I can understand subscribing to web-only news publications for money. Heck, I pay my $35/year for Salon - even though they have been allowing access for free if you watch an ad first. I can also see it making sense when the online edition of a print publication offers additional information and extra articles. And I don't mind web publications that make you register first - though I always use bizarrely faked info and/or just use www.bugmenot.com - if somebody wants to extract information from me in exchange for giving my what I want it's OK.
What really irritates me is when online publications require you to subscribe in order to get the exact same stuff that's in the dead-tree version. Time Magazine (and most of the Time-Warner family) does that - only releasing a smidgen of their articles online. And the local news conglomerate up here (run by the Lawrence Eagle-Tribune) does that as well - they let you read the front-page articles and the editorials for free, but to read anything else you have to subscribe to the paper. Which is really stupid of them - because if I've read it in the paper why should I give a crap about finding it online?
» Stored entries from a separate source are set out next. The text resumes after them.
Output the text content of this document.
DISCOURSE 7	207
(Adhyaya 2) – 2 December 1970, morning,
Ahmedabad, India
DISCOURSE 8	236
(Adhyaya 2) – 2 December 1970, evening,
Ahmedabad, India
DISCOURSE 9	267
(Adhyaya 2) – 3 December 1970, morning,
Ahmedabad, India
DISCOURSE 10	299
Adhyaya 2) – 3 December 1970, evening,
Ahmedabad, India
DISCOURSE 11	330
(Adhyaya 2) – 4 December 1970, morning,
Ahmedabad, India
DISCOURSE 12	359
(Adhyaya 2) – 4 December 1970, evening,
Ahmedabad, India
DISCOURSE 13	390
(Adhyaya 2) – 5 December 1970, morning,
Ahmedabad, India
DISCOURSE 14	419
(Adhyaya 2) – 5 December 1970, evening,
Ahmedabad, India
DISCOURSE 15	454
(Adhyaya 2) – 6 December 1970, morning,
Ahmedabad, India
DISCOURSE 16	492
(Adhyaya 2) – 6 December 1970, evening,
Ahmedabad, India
This is on my mind because of the recent redesign of the Eagle-Tribune's various websites - they look prettier, but now they give you even less info than before. Until the redesign you could read the front page news, sports, editorials, and letters, along with a daily specials section. Just local news and obits were withheld.
Now that it's just front page news and editorial (which has now become predictably right-wing), I hardly even bother viewing the site during the week - I know that the odds are against actually getting anything useful there. I still buy the dead-tree version on Fridays (when most of the best stuff runs), but their changes will have the net effect of lowering their impressions, rather than increasing them. Kind of stupid, don't you think?